How revisions work
Marcus treats every instruction as a conversation. If it generates a hero section that feels too bright, a product page with overly formal copy, or a layout that doesn't match your vision, you say so. Type something like "make the hero darker" or "use friendlier language" into the chat, and Marcus revises the page in a few seconds.
You're not editing code or hunting through menus. You describe the change the same way you'd ask a colleague to adjust a design. Marcus applies it, updates the live preview, and saves the new version to your project history.
What you can ask for
Marcus handles visual changes, content tweaks, and layout adjustments through natural language. You can request a different colour scheme, swap out images, shorten headlines, rearrange sections, or change the tone of the copy. Each instruction is interpreted in the context of the page you're working on.
If you want a photo replaced, say "use a different photo for the team section" or "swap this image for something warmer". If the text feels too long, try "cut this paragraph in half" or "make the pricing copy shorter". Marcus revises the specific element you mention without reworking the entire page unless you ask it to.
Revision speed and limits
Each revision completes in seconds, not minutes. The underlying model—Anthropic Claude—processes your instruction, updates the relevant HTML and CSS, and renders the change in the editor. You see the result immediately in the live preview.
There's no hard limit on revisions. If you're on the Builder plan (€29 per project per month), you can iterate as many times as you need within a single project. The free tier covers one project with up to five pages, and revisions work the same way. Studio subscribers managing up to 25 projects get the same revision flow across all sites.
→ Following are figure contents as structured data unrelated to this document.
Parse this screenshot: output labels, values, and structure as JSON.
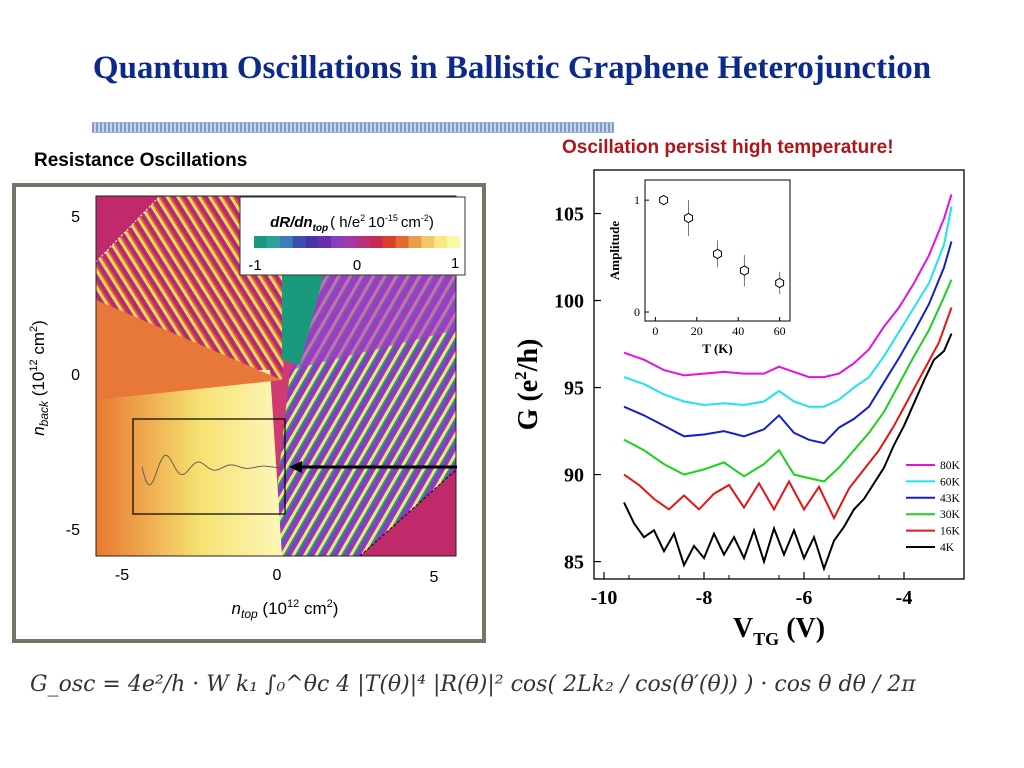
{
  "slide": {
    "title": "Quantum Oscillations in Ballistic Graphene Heterojunction",
    "left_heading": "Resistance Oscillations",
    "right_heading": "Oscillation persist high temperature!",
    "formula": "G_osc = 4e²/h · W k₁ ∫₀^θc 4 |T(θ)|⁴ |R(θ)|² cos( 2Lk₂ / cos(θ′(θ)) ) · cos θ dθ / 2π"
  },
  "map_panel": {
    "colorbar": {
      "title_main": "dR/dn",
      "title_sub": "top",
      "title_units": "( h/e",
      "title_units2": "10",
      "title_units3": "cm",
      "exp1": "2",
      "exp2": "-15",
      "exp3": "-2",
      "close": ")",
      "tick_min": "-1",
      "tick_mid": "0",
      "tick_max": "1",
      "colors": [
        "#1a9a7c",
        "#2aa29a",
        "#3a7fb8",
        "#3b4fb2",
        "#4a32a8",
        "#6a2fb0",
        "#8a3fb8",
        "#a23aa6",
        "#b8317a",
        "#c72a52",
        "#d8402c",
        "#e06a32",
        "#ea9d4a",
        "#f2c864",
        "#f7e884",
        "#faf7a8"
      ]
    },
    "y_axis": {
      "label_pre": "n",
      "label_sub": "back",
      "label_post": " (10",
      "label_exp": "12",
      "label_end": " cm",
      "label_exp2": "2",
      "label_close": ")",
      "ticks": [
        "5",
        "0",
        "-5"
      ]
    },
    "x_axis": {
      "label_pre": "n",
      "label_sub": "top",
      "label_post": " (10",
      "label_exp": "12",
      "label_end": " cm",
      "label_exp2": "2",
      "label_close": ")",
      "ticks": [
        "-5",
        "0",
        "5"
      ]
    }
  },
  "chart_data": [
    {
      "type": "line",
      "title": "",
      "xlabel": "V_TG (V)",
      "ylabel": "G (e²/h)",
      "xlim": [
        -10.2,
        -2.8
      ],
      "ylim": [
        84,
        107.5
      ],
      "xticks": [
        -10,
        -8,
        -6,
        -4
      ],
      "yticks": [
        85,
        90,
        95,
        100,
        105
      ],
      "legend_position": "bottom-right",
      "series": [
        {
          "name": "80K",
          "color": "#e312e3",
          "x": [
            -9.6,
            -9.2,
            -8.8,
            -8.4,
            -8.0,
            -7.6,
            -7.2,
            -6.8,
            -6.5,
            -6.2,
            -5.9,
            -5.6,
            -5.3,
            -5.0,
            -4.7,
            -4.4,
            -4.1,
            -3.8,
            -3.5,
            -3.2,
            -3.05
          ],
          "y": [
            97.0,
            96.6,
            96.0,
            95.7,
            95.8,
            95.9,
            95.8,
            95.8,
            96.2,
            95.9,
            95.6,
            95.6,
            95.8,
            96.4,
            97.2,
            98.5,
            99.6,
            101.0,
            102.6,
            104.7,
            106.1
          ]
        },
        {
          "name": "60K",
          "color": "#1ee4ea",
          "x": [
            -9.6,
            -9.2,
            -8.8,
            -8.4,
            -8.0,
            -7.6,
            -7.2,
            -6.8,
            -6.5,
            -6.2,
            -5.9,
            -5.6,
            -5.3,
            -5.0,
            -4.7,
            -4.4,
            -4.1,
            -3.8,
            -3.5,
            -3.2,
            -3.05
          ],
          "y": [
            95.6,
            95.2,
            94.6,
            94.2,
            94.0,
            94.1,
            94.0,
            94.2,
            94.8,
            94.2,
            93.9,
            93.9,
            94.3,
            95.0,
            95.6,
            96.8,
            98.2,
            99.6,
            101.0,
            103.2,
            105.4
          ]
        },
        {
          "name": "43K",
          "color": "#1420c8",
          "x": [
            -9.6,
            -9.2,
            -8.8,
            -8.4,
            -8.0,
            -7.6,
            -7.2,
            -6.8,
            -6.5,
            -6.2,
            -5.9,
            -5.6,
            -5.3,
            -5.0,
            -4.7,
            -4.4,
            -4.1,
            -3.8,
            -3.5,
            -3.2,
            -3.05
          ],
          "y": [
            93.9,
            93.4,
            92.8,
            92.2,
            92.3,
            92.5,
            92.2,
            92.6,
            93.4,
            92.4,
            92.0,
            91.8,
            92.7,
            93.2,
            93.9,
            95.3,
            96.7,
            98.2,
            99.8,
            101.9,
            103.4
          ]
        },
        {
          "name": "30K",
          "color": "#18d418",
          "x": [
            -9.6,
            -9.2,
            -8.8,
            -8.4,
            -8.0,
            -7.6,
            -7.2,
            -6.8,
            -6.5,
            -6.2,
            -5.9,
            -5.6,
            -5.3,
            -5.0,
            -4.7,
            -4.4,
            -4.1,
            -3.8,
            -3.5,
            -3.2,
            -3.05
          ],
          "y": [
            92.0,
            91.4,
            90.6,
            90.0,
            90.3,
            90.7,
            89.9,
            90.6,
            91.4,
            90.0,
            89.8,
            89.6,
            90.4,
            91.4,
            92.4,
            93.6,
            95.2,
            96.8,
            98.3,
            100.2,
            101.2
          ]
        },
        {
          "name": "16K",
          "color": "#e61414",
          "x": [
            -9.6,
            -9.3,
            -9.0,
            -8.7,
            -8.4,
            -8.1,
            -7.8,
            -7.5,
            -7.2,
            -6.9,
            -6.6,
            -6.3,
            -6.0,
            -5.7,
            -5.4,
            -5.1,
            -4.8,
            -4.5,
            -4.2,
            -3.9,
            -3.6,
            -3.3,
            -3.05
          ],
          "y": [
            90.0,
            89.4,
            88.6,
            88.0,
            88.8,
            88.0,
            88.9,
            89.4,
            88.1,
            89.5,
            88.0,
            89.6,
            88.0,
            89.3,
            87.5,
            89.2,
            90.3,
            91.4,
            92.8,
            94.4,
            96.0,
            97.6,
            99.6
          ]
        },
        {
          "name": "4K",
          "color": "#000000",
          "x": [
            -9.6,
            -9.4,
            -9.2,
            -9.0,
            -8.8,
            -8.6,
            -8.4,
            -8.2,
            -8.0,
            -7.8,
            -7.6,
            -7.4,
            -7.2,
            -7.0,
            -6.8,
            -6.6,
            -6.4,
            -6.2,
            -6.0,
            -5.8,
            -5.6,
            -5.4,
            -5.2,
            -5.0,
            -4.8,
            -4.6,
            -4.4,
            -4.2,
            -4.0,
            -3.8,
            -3.6,
            -3.4,
            -3.2,
            -3.05
          ],
          "y": [
            88.4,
            87.2,
            86.4,
            86.8,
            85.6,
            86.6,
            84.8,
            85.9,
            85.2,
            86.6,
            85.4,
            86.4,
            85.2,
            86.8,
            85.0,
            86.9,
            85.4,
            86.8,
            85.2,
            86.4,
            84.6,
            86.2,
            87.0,
            88.0,
            88.6,
            89.5,
            90.4,
            91.7,
            92.8,
            94.1,
            95.4,
            96.6,
            97.1,
            98.1
          ]
        }
      ]
    },
    {
      "type": "scatter",
      "title": "",
      "xlabel": "T (K)",
      "ylabel": "Amplitude",
      "xlim": [
        -5,
        65
      ],
      "ylim": [
        -0.08,
        1.18
      ],
      "xticks": [
        0,
        20,
        40,
        60
      ],
      "yticks": [
        0,
        1
      ],
      "points": [
        {
          "x": 4,
          "y": 1.0,
          "err": 0.0
        },
        {
          "x": 16,
          "y": 0.84,
          "err": 0.16
        },
        {
          "x": 30,
          "y": 0.52,
          "err": 0.12
        },
        {
          "x": 43,
          "y": 0.37,
          "err": 0.14
        },
        {
          "x": 60,
          "y": 0.26,
          "err": 0.1
        }
      ]
    }
  ]
}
Rolling back to earlier versions
Marcus saves every revision in your project history. If a series of changes takes the design in the wrong direction, you open the history panel and select an earlier version. The page rolls back to that state, and you can start fresh from there or pick up where you left off.
This isn't an undo button that steps backward one change at a time. It's a timeline of every saved state. You choose the version that worked, restore it, and continue. No changes are permanently lost unless you delete the project entirely.
When revisions don't fix it
Sometimes the issue isn't a single element—it's the overall direction. If repeated revisions aren't getting you closer, the fastest fix is to roll back to an earlier version that felt right, then give Marcus clearer instructions from that point. Be more specific about what you want: "use a two-column layout instead of three" instead of "change the layout".
If you're stuck, try describing the outcome rather than the method. Instead of "make this button bigger", say "the call-to-action needs to stand out more". Marcus interprets intent and applies changes that match the goal, not just the literal instruction.
Exporting after revisions
Once you're happy with the result, you export the project as a ZIP file. That package contains the final HTML, CSS, images, and assets from your last saved version. The exported code is clean, self-contained, and ready to host anywhere. You're not locked into Marcus after export—the files are yours.
If you make further changes after exporting, you export again. Each export reflects the current state of the project. There's no versioning applied to the ZIP itself; it's always a snapshot of what's live in your editor at the time you download it.
Revisions and collaboration
If you're working with a team, project history shows who made each change and when. This matters when multiple people are iterating on the same site. You can see which revision introduced a specific design decision and roll back to a version before that point if needed.
Collaboration features are part of the Studio plan. Builder and free-tier users work solo, so the history panel tracks your own changes only. Either way, the revision process is the same: describe what you want, see it update, and roll back if it doesn't work.